En effet, la vocation de toute entreprise responsable devrait être de créer de la valeur pour ses clients, ses actionnaires, ses collaborateurs, la société civile, au travers de solutions commerciales qui produisent des biens et services attendus par ses clients et usagers. Mais elle ne peut pas le faire aux dépens de son premier actif – son environnement. Sa responsabilité doit être de veiller à son entretien et au-delà, à sa régénération, précisément.
Alors, bien sûr, on peut et doit tendre à l’atténuation des externalités négatives – pollution, appauvrissement des humains et des sols, émissions de CO2, etc., que nous avons déjà citées. Mais cela ne suffit plus. Il ne s’agit plus de faire « mieux », en étant moins impactant négativement, tendant vers un delta neutre. Il faut désormais faire « bien ». Et cela impose de faire « autrement ».
La permaentreprise
Une permaentreprise est une organisation qui :
s’appuie sur trois principes éthiques indissociables (prendre soin des humains, préserver la planète, et se fixer des limites et partager les surplus) pour définir sa raison d’être et son modèle de développement ;
a un usage sobre voire régénératif des ressources, qu’il s’agisse de l’énergie, des matières premières, des ressources humaines ou financières ;
se dote avec transparence de 23 objectifs d’impact exigeants indissociables, pour mesurer sa progression et conditionner la crédibilité de son engagement ;
est capable d’agencer ses parties prenantes, pour chaque projet qu’elle engage, afin de créer les meilleures synergies. Comme dans la permaculture, l’agencement consiste à tirer profit de la diversité et des interactions entre les parties prenantes, ce qui rend les solutions plus ambitieuses et efficaces.
La Low-Tech
Le terme Low-Tech qualifie des objets, des systèmes, des techniques, des services, des savoir-faire, des pratiques, des modes de vie et même des courants de pensée, qui intègrent la technologie selon trois grands principes : utile, accessible, durable.
Les Low-Tech désignent donc une catégorie de produits, de services, de procédés ou autres systèmes permettant, via une transformation technique, organisationnelle et culturelle, le développement de nouveaux modèles de société. Les Low-Tech intègrent dans leurs principes fondamentaux les exigences de durabilité forte et de résilience collective. Elles comprennent aussi la notion d’économie de ressources : faire bien avec moins (moins de ressources, moins d’argent, moins de temps, etc.), et sont donc par définition compatibles avec un monde sobre.

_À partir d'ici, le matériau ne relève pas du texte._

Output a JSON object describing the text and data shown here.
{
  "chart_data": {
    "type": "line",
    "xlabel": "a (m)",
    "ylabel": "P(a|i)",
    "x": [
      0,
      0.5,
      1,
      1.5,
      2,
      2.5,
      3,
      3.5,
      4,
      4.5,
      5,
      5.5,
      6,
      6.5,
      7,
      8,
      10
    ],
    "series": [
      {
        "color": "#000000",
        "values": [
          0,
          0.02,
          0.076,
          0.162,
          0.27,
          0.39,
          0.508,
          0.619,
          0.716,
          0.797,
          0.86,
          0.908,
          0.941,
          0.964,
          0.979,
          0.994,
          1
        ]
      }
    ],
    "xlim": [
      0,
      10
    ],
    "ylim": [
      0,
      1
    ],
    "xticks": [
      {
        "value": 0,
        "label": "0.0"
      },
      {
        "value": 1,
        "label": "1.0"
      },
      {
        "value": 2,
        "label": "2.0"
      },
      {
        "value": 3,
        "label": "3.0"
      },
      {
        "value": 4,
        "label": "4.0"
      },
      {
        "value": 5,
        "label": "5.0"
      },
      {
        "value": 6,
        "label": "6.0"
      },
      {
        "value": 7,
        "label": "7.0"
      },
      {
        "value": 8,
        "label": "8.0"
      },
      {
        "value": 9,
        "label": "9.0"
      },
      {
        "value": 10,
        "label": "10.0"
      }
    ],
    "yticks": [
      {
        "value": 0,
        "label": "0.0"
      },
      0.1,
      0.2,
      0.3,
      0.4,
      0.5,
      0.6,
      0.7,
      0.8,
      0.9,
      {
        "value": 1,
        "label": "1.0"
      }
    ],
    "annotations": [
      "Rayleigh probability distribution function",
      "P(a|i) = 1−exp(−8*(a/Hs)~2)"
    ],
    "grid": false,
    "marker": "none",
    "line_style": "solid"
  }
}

Ce n'est pas une démarche technophobe mais bien technocritique, elle est une réponse à la question du juste dosage technologique. Autrement dit, en opposition à l’obsession de la High-Tech et en étant complémentaire à la High-Tech dite utile, cette démarche est une suite logique au principe de technodiscernement.
Qu’est-ce que ce terme barbare ?
Dit autrement, privilégier le Low-Tech n’est pas revenir à l’âge de pierre, mais utiliser la technologie à bon escient et avec parcimonie.
Prenons l’exemple du réfrigérateur. Il est très utile pour stocker les denrées fragiles ou qui doivent rester au frais : laitages, viande, poisson et… bières ! Mais on peut s’en passer pour stocker bien d’autres ingrédients et donc en avoir un plus petit, qui consomme beaucoup moins d’électricité.
Dans un tiroir sec, ventilé et à la lumière, on peut garder ses citrons, kiwis, tomates et œufs.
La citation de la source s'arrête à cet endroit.